Substitution fear: If AI agents replace seats rather than complement them, seat-based revenue models do not just slow. They reverse. Roughly 85 to 95% of enterprise value in a SaaS DCF comes from terminal value. Investors are not debating this quarter. They are debating whether these businesses have sustainable moats at all.
Who Is Getting Crushed
Atlassian (TEAM): Down 50%+ YTD. Jira is in virtually every engineering org globally. The company employs roughly 12,000 people, with approximately 1,500 in ANZ (Sydney HQ and New Zealand offices). FY2025 revenue hit $4.4B, up 20% YoY, driven by cloud migrations. No reported 2026 sales layoffs in ANZ yet, but the market has repriced the business.
HubSpot (HUBS): Down 50%+ over the past year. Grew to $2B+ ARR on one of the best go-to-market motions in B2B history.
Salesforce (CRM): Down 30%+ in Q1. The defining CRM platform of the last 20 years.
ServiceNow (NOW): Down 30%+ in Q1, despite actually accelerating. RPO growth outpacing revenue, credible AI positioning.
Adobe (ADBE): Down from $638 to under $350. The creative cloud monopoly.
These are not speculative bets. These are cash-generating, deeply embedded, category-defining businesses. And the market is treating them like they face existential risk.

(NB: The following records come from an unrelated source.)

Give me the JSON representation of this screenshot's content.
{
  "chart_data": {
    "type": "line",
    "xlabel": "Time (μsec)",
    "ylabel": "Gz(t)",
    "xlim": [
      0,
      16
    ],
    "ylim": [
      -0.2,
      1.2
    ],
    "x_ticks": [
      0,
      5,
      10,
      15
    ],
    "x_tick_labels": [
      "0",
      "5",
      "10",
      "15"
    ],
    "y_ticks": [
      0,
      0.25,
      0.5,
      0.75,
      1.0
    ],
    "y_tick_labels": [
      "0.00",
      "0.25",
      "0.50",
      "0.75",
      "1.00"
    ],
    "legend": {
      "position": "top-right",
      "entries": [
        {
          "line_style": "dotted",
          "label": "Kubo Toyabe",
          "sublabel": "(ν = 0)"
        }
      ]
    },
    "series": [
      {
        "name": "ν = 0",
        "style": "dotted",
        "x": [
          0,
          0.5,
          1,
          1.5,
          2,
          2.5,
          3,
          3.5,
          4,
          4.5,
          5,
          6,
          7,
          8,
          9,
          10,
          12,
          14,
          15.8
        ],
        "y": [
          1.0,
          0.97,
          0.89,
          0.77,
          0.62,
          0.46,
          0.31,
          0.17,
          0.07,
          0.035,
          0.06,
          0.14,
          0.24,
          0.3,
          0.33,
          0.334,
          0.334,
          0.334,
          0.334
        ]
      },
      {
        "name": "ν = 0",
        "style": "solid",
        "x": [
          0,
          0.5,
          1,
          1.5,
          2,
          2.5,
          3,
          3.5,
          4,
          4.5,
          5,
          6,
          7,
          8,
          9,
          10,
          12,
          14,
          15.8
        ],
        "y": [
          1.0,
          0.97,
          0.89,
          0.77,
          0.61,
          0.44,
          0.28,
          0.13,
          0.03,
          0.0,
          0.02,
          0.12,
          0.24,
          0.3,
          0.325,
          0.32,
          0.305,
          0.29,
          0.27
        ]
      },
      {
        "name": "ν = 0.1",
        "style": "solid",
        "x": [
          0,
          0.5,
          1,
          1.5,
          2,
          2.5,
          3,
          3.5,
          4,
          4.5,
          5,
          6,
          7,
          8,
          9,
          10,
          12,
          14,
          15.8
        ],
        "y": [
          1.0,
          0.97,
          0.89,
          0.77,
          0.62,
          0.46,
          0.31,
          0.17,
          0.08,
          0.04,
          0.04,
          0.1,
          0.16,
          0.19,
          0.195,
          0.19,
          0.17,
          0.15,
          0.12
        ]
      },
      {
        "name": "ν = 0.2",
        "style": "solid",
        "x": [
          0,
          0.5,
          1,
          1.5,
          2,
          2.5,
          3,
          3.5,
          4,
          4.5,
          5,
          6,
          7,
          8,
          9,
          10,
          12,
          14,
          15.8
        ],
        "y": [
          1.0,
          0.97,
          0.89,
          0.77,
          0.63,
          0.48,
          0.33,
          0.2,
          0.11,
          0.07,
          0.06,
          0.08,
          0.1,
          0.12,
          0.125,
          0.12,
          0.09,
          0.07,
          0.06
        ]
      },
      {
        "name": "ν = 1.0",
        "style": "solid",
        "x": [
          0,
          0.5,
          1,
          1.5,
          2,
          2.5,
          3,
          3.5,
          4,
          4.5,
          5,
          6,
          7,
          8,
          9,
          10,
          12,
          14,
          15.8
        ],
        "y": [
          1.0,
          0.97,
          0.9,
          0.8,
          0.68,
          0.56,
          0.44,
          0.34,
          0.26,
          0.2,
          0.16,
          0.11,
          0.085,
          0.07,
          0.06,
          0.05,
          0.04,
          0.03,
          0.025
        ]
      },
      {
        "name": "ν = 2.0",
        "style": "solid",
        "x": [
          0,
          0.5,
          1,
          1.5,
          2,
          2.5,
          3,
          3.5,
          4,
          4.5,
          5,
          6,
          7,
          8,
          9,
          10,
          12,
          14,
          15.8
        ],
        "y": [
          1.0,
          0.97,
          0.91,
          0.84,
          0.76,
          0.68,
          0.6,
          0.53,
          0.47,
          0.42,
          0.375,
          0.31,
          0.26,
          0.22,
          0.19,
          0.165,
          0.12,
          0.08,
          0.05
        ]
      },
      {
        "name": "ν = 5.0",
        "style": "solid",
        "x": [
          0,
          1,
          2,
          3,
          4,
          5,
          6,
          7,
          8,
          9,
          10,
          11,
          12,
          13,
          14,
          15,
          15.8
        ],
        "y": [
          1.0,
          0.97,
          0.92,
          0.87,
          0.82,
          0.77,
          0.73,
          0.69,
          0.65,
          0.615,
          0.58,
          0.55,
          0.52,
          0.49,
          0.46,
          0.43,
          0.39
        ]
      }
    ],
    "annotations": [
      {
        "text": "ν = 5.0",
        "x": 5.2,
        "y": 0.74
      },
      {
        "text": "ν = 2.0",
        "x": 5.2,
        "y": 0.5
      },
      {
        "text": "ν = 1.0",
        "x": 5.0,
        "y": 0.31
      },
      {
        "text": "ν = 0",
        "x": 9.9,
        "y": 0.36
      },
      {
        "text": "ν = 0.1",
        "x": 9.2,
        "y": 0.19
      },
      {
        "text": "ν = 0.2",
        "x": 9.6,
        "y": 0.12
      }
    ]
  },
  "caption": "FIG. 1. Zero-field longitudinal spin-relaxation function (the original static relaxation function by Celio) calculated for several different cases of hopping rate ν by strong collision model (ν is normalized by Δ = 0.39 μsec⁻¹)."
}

What This Means for ANZ Sales Teams
Atlassian drives roughly 15% of revenue from APAC, including ANZ. The Sydney base has held steady headcount so far, but the structural re-rating affects comp, quota relief, and hiring plans across the sector.
If you are carrying a bag at a public SaaS company, watch terminal value pricing. When investors reprice the business model, quota does not get easier. Budgets tighten. Enterprise deals face AI substitution questions in every renewal. Mid-market buyers are asking whether they need 50 Salesforce seats or 10 seats plus an agent.
The bifurcation is clear: infrastructure plays like Cloudflare (up on AI-driven traffic) and Palantir (Rule of 40 score of 127, revenue growth at 70% YoY) are holding. Seat-based SaaS is under pressure.
Comp structures at affected companies may shift. If OTE assumes 100% attainment and the market just repriced your product category, historical attainment data matters more than ever. Ask about quota relief. Ask about ramp periods. Ask what happens if net retention stalls.
This is not a blip. This is a structural shift in how the market values software. Plan accordingly.